BAB III berisi tentang metodologi penelitian yang meliputi jenis penelitian, sumber data dan data, tehnik pengumpulan data, populasi dan sample, dan tehnik analisis data.
BAB IV berisi pembahasan yang menguraikan mengenai struktur naratif yang membangun ketiga novel tersebut, peran para tokoh utama dalam ketiga novel tersebut, dan sistem tanda yang terdapat dalam ketiga novel tersebut.
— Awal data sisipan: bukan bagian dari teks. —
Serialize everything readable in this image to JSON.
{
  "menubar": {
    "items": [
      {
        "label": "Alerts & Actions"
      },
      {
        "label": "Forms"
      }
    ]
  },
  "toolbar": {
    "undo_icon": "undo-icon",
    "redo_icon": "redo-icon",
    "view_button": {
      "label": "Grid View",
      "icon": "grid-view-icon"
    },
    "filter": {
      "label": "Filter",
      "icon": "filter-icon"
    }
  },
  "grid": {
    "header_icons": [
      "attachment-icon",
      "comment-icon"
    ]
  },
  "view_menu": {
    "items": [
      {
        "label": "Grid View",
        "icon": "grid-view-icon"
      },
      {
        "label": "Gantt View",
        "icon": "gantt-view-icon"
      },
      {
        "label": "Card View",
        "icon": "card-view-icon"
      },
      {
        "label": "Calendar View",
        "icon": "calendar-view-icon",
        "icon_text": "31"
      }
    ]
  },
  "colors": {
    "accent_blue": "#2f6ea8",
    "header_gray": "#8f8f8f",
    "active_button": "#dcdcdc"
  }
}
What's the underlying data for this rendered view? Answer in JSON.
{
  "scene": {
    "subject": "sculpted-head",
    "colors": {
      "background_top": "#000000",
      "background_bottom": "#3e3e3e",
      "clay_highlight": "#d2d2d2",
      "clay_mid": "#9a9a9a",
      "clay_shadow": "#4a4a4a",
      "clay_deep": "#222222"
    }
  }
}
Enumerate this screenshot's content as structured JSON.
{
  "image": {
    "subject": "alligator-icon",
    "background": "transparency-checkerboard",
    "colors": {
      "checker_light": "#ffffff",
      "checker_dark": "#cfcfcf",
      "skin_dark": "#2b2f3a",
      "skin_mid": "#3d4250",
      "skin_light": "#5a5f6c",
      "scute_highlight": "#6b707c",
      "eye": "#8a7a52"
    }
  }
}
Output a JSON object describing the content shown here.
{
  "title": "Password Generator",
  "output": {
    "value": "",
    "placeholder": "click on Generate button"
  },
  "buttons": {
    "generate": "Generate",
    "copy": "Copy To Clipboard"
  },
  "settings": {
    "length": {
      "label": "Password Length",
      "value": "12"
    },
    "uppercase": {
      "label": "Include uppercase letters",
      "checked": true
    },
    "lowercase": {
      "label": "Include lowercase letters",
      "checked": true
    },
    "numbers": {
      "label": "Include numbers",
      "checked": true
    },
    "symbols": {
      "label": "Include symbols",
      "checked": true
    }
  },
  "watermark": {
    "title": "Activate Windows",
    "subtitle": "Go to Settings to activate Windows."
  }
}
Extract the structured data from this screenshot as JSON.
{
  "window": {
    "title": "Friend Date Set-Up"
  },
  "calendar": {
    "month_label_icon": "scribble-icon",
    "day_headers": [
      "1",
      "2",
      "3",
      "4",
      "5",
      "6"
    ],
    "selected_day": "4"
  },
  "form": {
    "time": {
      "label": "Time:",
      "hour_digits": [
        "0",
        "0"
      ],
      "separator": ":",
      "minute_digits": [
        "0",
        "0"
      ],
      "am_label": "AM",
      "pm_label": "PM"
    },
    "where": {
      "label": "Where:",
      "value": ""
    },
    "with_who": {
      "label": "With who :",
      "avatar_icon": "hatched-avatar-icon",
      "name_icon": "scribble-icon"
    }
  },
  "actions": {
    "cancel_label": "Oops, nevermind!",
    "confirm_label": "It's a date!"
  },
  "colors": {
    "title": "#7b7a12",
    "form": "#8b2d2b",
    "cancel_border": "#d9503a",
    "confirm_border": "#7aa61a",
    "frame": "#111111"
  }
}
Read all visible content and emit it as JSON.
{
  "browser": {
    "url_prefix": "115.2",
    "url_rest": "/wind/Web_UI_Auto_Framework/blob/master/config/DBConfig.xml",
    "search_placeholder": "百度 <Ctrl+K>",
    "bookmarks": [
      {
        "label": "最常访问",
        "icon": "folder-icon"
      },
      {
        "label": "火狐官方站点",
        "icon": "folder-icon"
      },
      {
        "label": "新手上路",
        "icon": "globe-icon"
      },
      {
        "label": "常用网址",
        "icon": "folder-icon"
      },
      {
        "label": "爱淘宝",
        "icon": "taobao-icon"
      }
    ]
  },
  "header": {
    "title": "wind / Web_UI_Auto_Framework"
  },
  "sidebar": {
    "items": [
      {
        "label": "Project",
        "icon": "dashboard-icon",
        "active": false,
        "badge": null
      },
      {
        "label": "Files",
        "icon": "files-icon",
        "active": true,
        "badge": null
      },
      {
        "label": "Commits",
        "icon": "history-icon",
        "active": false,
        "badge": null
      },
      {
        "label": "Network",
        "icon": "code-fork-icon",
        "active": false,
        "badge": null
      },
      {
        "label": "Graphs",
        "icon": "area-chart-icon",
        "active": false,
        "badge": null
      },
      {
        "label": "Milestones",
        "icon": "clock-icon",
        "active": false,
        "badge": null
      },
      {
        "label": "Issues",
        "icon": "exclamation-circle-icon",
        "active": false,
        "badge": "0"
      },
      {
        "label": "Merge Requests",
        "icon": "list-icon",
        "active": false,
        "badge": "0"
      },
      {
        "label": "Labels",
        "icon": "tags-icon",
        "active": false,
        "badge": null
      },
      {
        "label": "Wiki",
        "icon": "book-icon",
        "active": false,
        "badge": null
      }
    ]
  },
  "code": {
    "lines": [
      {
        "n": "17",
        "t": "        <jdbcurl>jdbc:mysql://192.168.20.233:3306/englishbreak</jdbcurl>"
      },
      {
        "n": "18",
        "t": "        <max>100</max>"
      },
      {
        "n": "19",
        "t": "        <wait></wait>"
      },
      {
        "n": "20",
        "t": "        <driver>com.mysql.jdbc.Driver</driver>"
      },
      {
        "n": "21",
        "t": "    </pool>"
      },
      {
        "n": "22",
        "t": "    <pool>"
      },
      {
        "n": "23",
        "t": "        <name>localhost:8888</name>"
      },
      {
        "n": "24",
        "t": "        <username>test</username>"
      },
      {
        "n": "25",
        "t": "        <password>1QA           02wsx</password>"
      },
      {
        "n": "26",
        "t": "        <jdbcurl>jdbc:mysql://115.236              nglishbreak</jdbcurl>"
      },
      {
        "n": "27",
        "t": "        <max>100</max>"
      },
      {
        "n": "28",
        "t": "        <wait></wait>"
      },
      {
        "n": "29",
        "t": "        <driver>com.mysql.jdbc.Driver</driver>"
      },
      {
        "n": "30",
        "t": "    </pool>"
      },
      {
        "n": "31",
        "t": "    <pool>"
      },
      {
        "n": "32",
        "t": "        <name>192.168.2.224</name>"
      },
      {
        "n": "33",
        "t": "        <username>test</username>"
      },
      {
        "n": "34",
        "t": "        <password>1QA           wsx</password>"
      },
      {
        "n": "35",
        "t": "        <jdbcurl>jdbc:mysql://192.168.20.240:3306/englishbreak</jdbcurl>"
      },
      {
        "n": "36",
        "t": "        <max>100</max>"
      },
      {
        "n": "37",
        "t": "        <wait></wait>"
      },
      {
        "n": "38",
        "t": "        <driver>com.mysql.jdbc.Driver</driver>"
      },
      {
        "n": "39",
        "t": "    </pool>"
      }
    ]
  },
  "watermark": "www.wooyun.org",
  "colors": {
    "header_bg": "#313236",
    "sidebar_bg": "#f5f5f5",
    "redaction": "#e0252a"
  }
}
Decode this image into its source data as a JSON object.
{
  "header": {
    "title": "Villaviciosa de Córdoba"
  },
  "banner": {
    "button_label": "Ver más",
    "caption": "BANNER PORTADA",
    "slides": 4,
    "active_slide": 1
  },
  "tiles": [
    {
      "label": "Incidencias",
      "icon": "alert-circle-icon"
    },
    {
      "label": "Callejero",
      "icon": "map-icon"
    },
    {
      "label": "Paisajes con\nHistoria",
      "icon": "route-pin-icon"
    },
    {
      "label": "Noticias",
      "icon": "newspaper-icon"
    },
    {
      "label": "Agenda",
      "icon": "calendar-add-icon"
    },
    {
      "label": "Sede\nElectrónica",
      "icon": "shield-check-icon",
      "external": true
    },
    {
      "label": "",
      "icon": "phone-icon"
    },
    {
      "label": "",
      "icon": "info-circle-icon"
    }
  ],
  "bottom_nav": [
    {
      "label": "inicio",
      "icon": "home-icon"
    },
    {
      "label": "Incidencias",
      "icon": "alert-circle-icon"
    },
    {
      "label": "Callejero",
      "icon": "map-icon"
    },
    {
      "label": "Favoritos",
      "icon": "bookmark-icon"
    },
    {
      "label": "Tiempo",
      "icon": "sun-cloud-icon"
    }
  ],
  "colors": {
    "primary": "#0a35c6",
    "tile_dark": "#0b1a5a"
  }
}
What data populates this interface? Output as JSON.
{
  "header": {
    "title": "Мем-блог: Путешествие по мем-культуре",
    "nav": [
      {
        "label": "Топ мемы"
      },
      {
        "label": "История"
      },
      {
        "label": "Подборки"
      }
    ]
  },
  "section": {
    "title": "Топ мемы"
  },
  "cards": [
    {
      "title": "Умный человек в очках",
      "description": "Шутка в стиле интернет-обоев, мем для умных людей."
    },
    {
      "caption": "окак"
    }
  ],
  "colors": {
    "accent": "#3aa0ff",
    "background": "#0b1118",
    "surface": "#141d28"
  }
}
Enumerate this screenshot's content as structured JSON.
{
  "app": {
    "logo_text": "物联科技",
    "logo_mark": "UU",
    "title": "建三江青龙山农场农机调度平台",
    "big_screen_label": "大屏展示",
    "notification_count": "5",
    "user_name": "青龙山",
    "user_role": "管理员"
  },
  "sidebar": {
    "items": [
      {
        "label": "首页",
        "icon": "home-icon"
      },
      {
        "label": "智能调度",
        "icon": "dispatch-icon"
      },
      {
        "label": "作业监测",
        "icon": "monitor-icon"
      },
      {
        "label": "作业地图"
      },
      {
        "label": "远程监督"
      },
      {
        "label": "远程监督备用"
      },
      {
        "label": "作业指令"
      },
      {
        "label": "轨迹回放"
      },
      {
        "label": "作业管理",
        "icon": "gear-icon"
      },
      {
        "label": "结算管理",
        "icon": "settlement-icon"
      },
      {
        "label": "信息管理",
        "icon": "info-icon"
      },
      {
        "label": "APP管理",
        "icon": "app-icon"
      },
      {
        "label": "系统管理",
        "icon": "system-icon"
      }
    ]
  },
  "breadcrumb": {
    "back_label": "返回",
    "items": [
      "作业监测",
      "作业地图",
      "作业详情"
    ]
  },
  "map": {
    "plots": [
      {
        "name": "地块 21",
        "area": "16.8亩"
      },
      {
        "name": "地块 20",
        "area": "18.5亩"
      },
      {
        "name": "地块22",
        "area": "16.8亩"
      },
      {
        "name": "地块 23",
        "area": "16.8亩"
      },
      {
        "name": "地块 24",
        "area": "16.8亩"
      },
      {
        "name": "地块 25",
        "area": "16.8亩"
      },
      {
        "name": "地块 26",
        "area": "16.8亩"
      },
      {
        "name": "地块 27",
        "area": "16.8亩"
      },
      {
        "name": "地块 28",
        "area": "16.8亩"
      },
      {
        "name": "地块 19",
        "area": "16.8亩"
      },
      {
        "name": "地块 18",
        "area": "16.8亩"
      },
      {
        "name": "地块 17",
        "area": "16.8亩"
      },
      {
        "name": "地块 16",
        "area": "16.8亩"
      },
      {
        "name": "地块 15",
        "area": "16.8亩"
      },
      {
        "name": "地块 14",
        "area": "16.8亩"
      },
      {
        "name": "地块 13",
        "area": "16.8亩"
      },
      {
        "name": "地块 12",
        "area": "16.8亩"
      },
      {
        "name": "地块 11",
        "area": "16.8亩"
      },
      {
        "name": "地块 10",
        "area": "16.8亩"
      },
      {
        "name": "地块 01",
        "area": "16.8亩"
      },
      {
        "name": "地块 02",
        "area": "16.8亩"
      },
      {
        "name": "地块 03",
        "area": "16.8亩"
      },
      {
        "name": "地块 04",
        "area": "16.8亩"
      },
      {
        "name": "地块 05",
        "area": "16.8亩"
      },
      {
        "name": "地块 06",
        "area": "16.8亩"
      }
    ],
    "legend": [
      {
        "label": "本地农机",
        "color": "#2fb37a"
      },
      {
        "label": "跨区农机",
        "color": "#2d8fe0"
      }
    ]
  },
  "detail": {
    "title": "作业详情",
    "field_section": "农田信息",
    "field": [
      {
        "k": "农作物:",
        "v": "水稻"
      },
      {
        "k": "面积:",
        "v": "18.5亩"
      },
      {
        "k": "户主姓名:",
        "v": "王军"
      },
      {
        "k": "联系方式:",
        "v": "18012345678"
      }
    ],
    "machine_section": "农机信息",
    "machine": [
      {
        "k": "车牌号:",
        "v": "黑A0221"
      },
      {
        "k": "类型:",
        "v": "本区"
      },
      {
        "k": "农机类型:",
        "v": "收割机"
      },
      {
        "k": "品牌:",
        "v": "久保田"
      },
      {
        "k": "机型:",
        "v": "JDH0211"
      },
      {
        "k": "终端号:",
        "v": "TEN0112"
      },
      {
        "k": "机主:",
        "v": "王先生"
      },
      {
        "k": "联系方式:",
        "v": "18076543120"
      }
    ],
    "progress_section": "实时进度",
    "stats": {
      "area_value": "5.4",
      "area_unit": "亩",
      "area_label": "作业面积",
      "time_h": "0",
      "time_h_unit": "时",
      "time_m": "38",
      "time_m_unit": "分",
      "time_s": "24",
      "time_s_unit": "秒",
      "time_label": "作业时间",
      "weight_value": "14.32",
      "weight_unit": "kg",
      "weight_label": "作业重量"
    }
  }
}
BAB V berisi kesimpulan yang merupakan jawaban atas hasil analisis antara lain berupa kesimpulan, saran, dan daftar pustaka.
BAB II
KAJIAN TEORI
Adanya landasan teori dalam suatu penelitian akan lebih membantu peneliti dalam menganalisis permasalahan yang ada di dalam penelitian tersebut. Mengingat hal tersebut maka dalam suatu penelitian sebaiknya berpegang pada suatu paham atau teori tertentu, sehingga arah atau tujuan dari penelitian tersebut akan lebih jelas dan mudah untuk dikaji kembali.
A.Pengertian Novel
Novel berasal dari bahasa Itali novella (dalam bahasa Jerman novelle) inilah sebutan yang masuk ke Indonesia. Secara harfiah novella berarti sebuah barang baru yang kecil, dan kemudian diartikan sebagai cerita pendek dalam bentuk prosa (Abrams dalam Burhan Nurgiantoro, 1995:9). Dalam perkembangannya novel dianggap bersinonim dengan fiksi. Istilah novella dan
novelle mengandung pengertian yang sama dengan istilah Indonesia “novelet”, yang berarti sebuah karya prosa fiksi yang panjangnya cukupan, tidak terlalu panjang, namun juga tidak terlalu pendek (Burhan Nurgiantoro, 1995:9).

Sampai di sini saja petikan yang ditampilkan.